The only time I even remember the Victors (and Vulcans on the same base) being loaded with real nukes was the Cuban Missile Crisis, which was the only time I was really scared silly. We slept by the planes in trailers and practiced several times a day jumping in, starting everything up and waiting for stand-down [we hoped!]. The plan was; airborne four minutes after the klaxon went off. Other than that, it was pretty much routine days at the office, except the last 15 months when I was at the OCU (Operational Conversion Unit), RAF Gaydon (where the motor museum now is) doing instruction, which was occasionally hairy with crews converting from the sprightly English Electric Canberra (made under license in the US as the B57) to the 80-ton Victor.
You asked the time and I told you how to build a watch. No, there was a clear distinction between the "Drivers" and the other three crew members, so the idea of any of us getting our hands on the controls (in the air) was never even contemplated.

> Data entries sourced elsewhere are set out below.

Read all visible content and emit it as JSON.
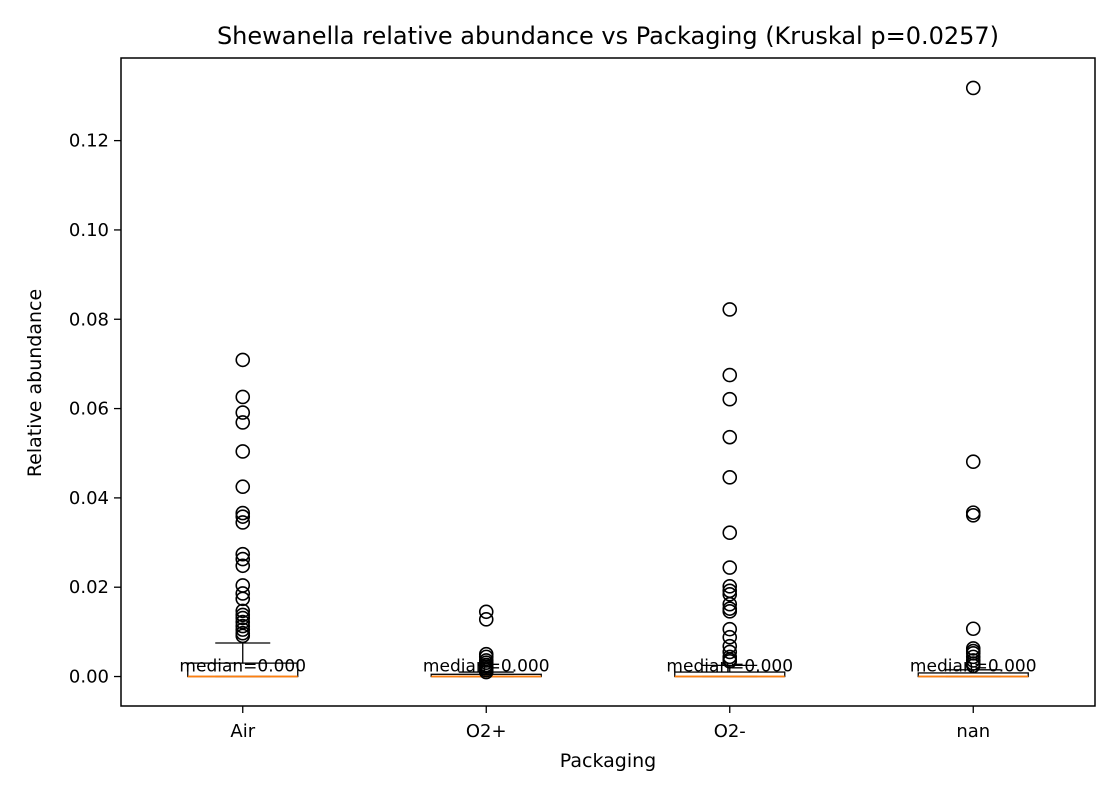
{
  "chart_data": {
    "type": "box",
    "title": "Shewanella relative abundance vs Packaging  (Kruskal p=0.0257)",
    "xlabel": "Packaging",
    "ylabel": "Relative abundance",
    "ylim": [
      -0.0066,
      0.1385
    ],
    "yticks": [
      "0.00",
      "0.02",
      "0.04",
      "0.06",
      "0.08",
      "0.10",
      "0.12"
    ],
    "grid": false,
    "colors": {
      "box": "#000000",
      "median": "#ff7f0e",
      "flier": "#000000"
    },
    "categories": [
      "Air",
      "O2+",
      "O2-",
      "nan"
    ],
    "boxes": [
      {
        "label": "Air",
        "whisker_low": 0.0,
        "q1": 0.0,
        "median": 0.0,
        "q3": 0.003,
        "whisker_high": 0.0075,
        "median_label": "median=0.000",
        "outliers": [
          0.0709,
          0.0626,
          0.0591,
          0.0569,
          0.0504,
          0.0425,
          0.0366,
          0.0358,
          0.0345,
          0.0274,
          0.0263,
          0.0248,
          0.0204,
          0.0186,
          0.0174,
          0.0147,
          0.0138,
          0.0131,
          0.0122,
          0.0113,
          0.0105,
          0.0097,
          0.0091
        ]
      },
      {
        "label": "O2+",
        "whisker_low": 0.0,
        "q1": 0.0,
        "median": 0.0,
        "q3": 0.0005,
        "whisker_high": 0.001,
        "median_label": "median=0.000",
        "outliers": [
          0.0145,
          0.0128,
          0.005,
          0.0044,
          0.0036,
          0.0031,
          0.0026,
          0.0022,
          0.0018,
          0.0014,
          0.001
        ]
      },
      {
        "label": "O2-",
        "whisker_low": 0.0,
        "q1": 0.0,
        "median": 0.0,
        "q3": 0.001,
        "whisker_high": 0.0025,
        "median_label": "median=0.000",
        "outliers": [
          0.0822,
          0.0675,
          0.0621,
          0.0536,
          0.0446,
          0.0322,
          0.0244,
          0.0202,
          0.0192,
          0.0184,
          0.0162,
          0.0152,
          0.0146,
          0.0106,
          0.0088,
          0.0068,
          0.0055,
          0.0044,
          0.0038,
          0.0034
        ]
      },
      {
        "label": "nan",
        "whisker_low": 0.0,
        "q1": 0.0,
        "median": 0.0,
        "q3": 0.0008,
        "whisker_high": 0.0015,
        "median_label": "median=0.000",
        "outliers": [
          0.1318,
          0.0481,
          0.0367,
          0.0361,
          0.0107,
          0.0063,
          0.0057,
          0.0052,
          0.0044,
          0.0036,
          0.0029,
          0.0024
        ]
      }
    ]
  }
}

I must confess to occasionally sitting in the left seat of an evening, in a parked Victor, all by myself, holding the control spectacle and dreaming of wearing the full wings of a pilot instead of the half one of a nav. Pilots said that the plane handled very nicely, which had much to do, I imagine, with the crescent-shaped wings unencumbered with engine pods (they were wing-root mounted).
The Victor B1 had four Armstrong-Siddeley Sapphire engines. The government initially ordered 100 or so from Handley-Page, who began work on the B2 version with four R/R Avons with 40% more push. Then a new Labour (socialist) government came in and forced all the famous old aircraft manufacturers into two government-controlled combines, Hawker-Siddeley and BAC. Handley-Page, an old family business, said no dice, and the gov then cancelled further orders and gave the business to Avro and the Vulcan. I saw one B2 version, briefly, during a refuelling stop, and the takeoff and climbout angle was enough to make a B1 pilot weep.
The final irony was that all of us, pilots, navs and aeo's were told on joining that we would be walking into prestigious and high-pay airline jobs on separation. The pilots all did, of course, as did many of the "Electricians" (!!! as flight engineers) but between my joining and separating, airlines eliminated navigators almost totally. To the extent that, today, when an occasional overseas charter flight needs one, it is becoming increasingly difficult to find anyone with a Master Air Navigator's cert. So there I was, fully qualified in buggy-whip manufacture.
And so, back to college and chemistry again.
Hard to think that was all well over 40 years ago. I'm beginning to sound like Father Time.